-Imagina
que nunca recordaré cómo llegué a ese lugar. El suelo estaba húmedo y cubierto
de hojas quemadas que se clavaban en mis pies hasta que recibí un golpe detrás
de la rodilla y caí. Noté cómo se enfriaba mi rodilla izquierda. Seguramente el
suelo punzante habría rasgado la piel. Me vino a la cabeza durante un par de
segundos la imagen de los insectos más repugnantes y putrefactos que habitan la
Tierra entrando en mi cuerpo a través de aquella pequeña herida, que parecía
ser el inicio de la praxis, cobrando esta palabra su sentido más físico y
visceral. Arrodillado frente a una hoguera de la que salían volando rostros de
mujeres preciosas, noté cómo un dedo áspero y grueso empezaba a tocarme la
espalda. Parecía estar dibujando, con un líquido de color negro. Oler aquel
líquido era como oler la sangre de tres millones de ratas muertas hace cien
años, mientras está siendo vertida a por tu espalda. Sabía que era negro porque
caían gotas desde mis hombros hasta cubrir el pecho. Al otro lado de la hoguera
se podía ver una figura humana que llevaba muchos años esquivando la muerte. Se
movía despacio. Sus rasgos faciales habían desaparecido entre surcos torcidos.
Solo se distinguían los ojos rojos, incandescentes y hundidos, que me miraban
sin apenas parpadear, y que brillaban diabólicamente tras la hoguera. Rodeó el
fuego y se puso delante de mí. Era un ser de muy baja estatura. Yo estaba de
rodillas y no tuve que levantar la mirada para ver esos ojos por los cuales
seguramente me miraba algo. Algo. Seguramente desde el más oscuro de los
infiernos. El dedo áspero seguía moviéndose por mi espalda, cubierta casi por
completo por aquel líquido que empezaba a formar costras en mis hombros y en
cada vértebra. Quedarían todas perfectamente marcadas con pintura negra y seca,
como si se tratase de la piel del cocodrilo o de una armadura oxidada. El dedo
dejó de pintar. A mí se me caía la mandíbula. No tenía fuerzas para morir. Solo
era consciente de que me habían drogado. Estaba seguro. No estaba en mí. Mis ojos
estaban casi en el suelo, mi cabeza se balanceaba, pero mi mente estaba a cinco
mil metros sobre las hojas quemadas, y también estaba cinco mil metros, o cinco mil millones de
metros, por debajo de las hojas quemadas, moviéndose a toda velocidad mientras
mi cuerpo maniatado parecía haber sido inmovilizado por el vapor de agua que
flotaba en el claro de aquel bosque de troncos negros y hojas verdes y grandes.

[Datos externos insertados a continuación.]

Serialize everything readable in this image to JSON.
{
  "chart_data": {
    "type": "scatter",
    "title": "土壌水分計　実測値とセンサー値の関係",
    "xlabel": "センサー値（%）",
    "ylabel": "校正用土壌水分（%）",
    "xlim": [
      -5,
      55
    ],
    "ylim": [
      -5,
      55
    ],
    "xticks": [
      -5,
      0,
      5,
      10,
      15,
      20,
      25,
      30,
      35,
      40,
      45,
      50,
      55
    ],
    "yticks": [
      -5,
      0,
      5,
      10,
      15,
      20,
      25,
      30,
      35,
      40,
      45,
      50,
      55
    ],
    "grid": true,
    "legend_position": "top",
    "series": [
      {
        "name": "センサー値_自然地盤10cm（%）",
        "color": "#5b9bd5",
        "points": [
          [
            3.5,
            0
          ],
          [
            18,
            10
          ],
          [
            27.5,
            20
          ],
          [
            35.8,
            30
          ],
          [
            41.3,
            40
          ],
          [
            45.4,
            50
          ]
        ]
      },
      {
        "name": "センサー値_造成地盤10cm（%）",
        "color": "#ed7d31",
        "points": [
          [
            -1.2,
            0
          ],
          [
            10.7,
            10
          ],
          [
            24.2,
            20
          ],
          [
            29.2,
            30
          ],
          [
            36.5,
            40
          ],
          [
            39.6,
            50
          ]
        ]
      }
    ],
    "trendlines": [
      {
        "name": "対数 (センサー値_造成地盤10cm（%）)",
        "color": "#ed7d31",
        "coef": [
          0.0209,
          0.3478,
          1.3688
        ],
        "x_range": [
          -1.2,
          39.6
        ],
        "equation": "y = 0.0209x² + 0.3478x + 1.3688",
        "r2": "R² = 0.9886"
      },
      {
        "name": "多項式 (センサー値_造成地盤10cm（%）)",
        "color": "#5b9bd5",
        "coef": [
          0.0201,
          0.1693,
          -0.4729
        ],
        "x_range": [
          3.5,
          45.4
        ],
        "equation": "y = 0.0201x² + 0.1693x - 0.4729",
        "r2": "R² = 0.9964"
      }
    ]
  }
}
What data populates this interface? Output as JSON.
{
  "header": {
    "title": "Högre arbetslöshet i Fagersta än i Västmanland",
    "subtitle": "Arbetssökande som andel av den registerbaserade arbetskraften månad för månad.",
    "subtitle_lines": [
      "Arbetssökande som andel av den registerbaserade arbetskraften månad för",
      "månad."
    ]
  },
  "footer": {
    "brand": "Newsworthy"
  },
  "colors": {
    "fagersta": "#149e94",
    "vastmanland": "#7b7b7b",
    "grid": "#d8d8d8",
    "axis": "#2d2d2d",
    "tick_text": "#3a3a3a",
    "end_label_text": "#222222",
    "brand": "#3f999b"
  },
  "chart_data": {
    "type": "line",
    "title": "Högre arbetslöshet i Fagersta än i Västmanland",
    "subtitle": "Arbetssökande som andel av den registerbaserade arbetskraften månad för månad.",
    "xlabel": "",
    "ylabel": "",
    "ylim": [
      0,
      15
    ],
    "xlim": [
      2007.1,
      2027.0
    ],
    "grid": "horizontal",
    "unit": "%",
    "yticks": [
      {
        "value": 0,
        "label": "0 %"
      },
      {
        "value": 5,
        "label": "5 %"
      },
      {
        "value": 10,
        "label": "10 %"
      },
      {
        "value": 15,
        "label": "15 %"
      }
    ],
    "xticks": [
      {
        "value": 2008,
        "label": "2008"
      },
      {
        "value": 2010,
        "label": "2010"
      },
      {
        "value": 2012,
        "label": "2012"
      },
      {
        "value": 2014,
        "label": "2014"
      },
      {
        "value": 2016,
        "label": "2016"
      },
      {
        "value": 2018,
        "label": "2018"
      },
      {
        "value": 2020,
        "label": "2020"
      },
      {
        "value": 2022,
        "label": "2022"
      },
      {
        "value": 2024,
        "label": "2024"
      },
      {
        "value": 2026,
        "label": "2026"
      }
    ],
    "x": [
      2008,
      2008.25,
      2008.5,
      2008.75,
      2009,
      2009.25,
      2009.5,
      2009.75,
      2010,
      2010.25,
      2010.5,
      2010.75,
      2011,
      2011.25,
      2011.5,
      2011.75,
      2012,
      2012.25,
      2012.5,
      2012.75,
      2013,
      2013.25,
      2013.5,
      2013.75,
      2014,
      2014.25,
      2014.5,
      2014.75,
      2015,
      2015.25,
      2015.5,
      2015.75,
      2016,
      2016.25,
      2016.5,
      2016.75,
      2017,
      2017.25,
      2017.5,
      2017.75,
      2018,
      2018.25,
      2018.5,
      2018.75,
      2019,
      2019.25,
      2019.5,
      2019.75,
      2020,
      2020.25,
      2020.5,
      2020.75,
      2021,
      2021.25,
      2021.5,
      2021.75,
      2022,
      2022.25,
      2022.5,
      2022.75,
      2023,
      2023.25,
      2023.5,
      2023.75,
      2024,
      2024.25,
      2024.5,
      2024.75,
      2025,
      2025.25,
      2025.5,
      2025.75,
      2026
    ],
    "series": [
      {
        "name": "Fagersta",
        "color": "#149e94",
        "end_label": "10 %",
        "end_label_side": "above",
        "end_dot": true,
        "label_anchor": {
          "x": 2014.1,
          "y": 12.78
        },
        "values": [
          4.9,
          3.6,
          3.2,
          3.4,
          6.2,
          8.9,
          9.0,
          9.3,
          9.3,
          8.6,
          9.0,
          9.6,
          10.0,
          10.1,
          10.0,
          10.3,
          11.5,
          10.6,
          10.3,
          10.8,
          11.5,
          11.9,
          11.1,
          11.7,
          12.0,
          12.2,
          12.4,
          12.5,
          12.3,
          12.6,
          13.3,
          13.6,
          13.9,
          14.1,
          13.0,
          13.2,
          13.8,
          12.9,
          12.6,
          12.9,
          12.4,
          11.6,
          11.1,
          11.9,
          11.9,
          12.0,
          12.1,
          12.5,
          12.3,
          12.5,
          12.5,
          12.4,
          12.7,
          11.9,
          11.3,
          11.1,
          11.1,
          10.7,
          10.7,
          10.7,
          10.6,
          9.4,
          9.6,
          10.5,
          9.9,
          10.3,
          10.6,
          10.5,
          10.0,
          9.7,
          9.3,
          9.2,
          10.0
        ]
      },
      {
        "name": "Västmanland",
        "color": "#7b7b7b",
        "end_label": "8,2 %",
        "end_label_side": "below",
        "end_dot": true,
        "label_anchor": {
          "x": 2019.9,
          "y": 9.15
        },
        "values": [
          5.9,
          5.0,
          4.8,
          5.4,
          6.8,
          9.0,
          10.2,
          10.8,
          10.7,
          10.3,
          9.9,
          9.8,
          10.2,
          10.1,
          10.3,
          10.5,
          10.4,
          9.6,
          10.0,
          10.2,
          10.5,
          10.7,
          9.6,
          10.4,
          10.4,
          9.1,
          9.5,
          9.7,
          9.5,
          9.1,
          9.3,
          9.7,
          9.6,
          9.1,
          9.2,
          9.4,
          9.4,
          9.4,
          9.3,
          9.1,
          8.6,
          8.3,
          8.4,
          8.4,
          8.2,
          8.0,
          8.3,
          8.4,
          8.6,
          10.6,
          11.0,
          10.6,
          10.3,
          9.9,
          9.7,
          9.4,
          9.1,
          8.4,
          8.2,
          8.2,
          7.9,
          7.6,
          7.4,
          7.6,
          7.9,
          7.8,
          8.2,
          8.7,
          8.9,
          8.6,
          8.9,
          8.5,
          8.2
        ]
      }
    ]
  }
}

Las hojas más verdes del mundo. Y de repente empezó a oler a agua de coco. Los párpados
me pesaban y cubrían mis ojos. Había dos cuerdas enganchadas a mis párpados con
dos ganchos de hierro, y en el otro extremo las cuerdas estaban enterradas en
el suelo, a gran profundidad. La sensación que tenía era que yo intentaba
levantar el suelo con los párpados, y estos cubrían mis ojos en contra de mi
voluntad. Olía mucho más a agua de coco y ya con los ojos prácticamente
cerrados pude ver el agua en un gran recipiente de madera. El pequeño ser de
cara surcada, que para mí había desaparecido por completo, al igual que el
resto de siluetas que antes había identificado alrededor de la hoguera, se
acercó a mí, y para devolverme al mundo, a su mundo, al mundo que yo no quería
que fuese real, me abrió el ojo izquierdo con dos dedos, y me metió una varilla
hueca de madera que acababa dentro del agua de coco y que rápidamente supe que
servía para beber. En el momento en que me di cuenta de ello empecé a sorber de
forma obsesiva. Estuve un buen rato hasta que recibí un tirón fuerte en la
parte más alta de la cabeza. Yo cogí aire. Un segundo. El pequeño anciano me
forzó, aún con la boca rebosando agua de coco, a tragar semillas negras. Muchas
semillas negras. Diez segundos y mi cuerpo dejó de ser mío. Yo me revolvía por
el suelo como un lagarto con rabia y mi garganta la atravesaban machetes de
cazadores furtivos esquizofrénicos. Pero tú solo imagina que me fui con el
sabor del coco entre los dientes. Imagina que lo abandoné todo con el sabor del
coco entre los dientes. Piensa que se fue con el sabor del coco entre los
dientes y sin saber donde estaba.
Quedó
completamente noqueado ante todo lo que le había dicho, pero al final le
salieron las palabras.
-Vale. Ahora vamos a tomar una copa y a fumar.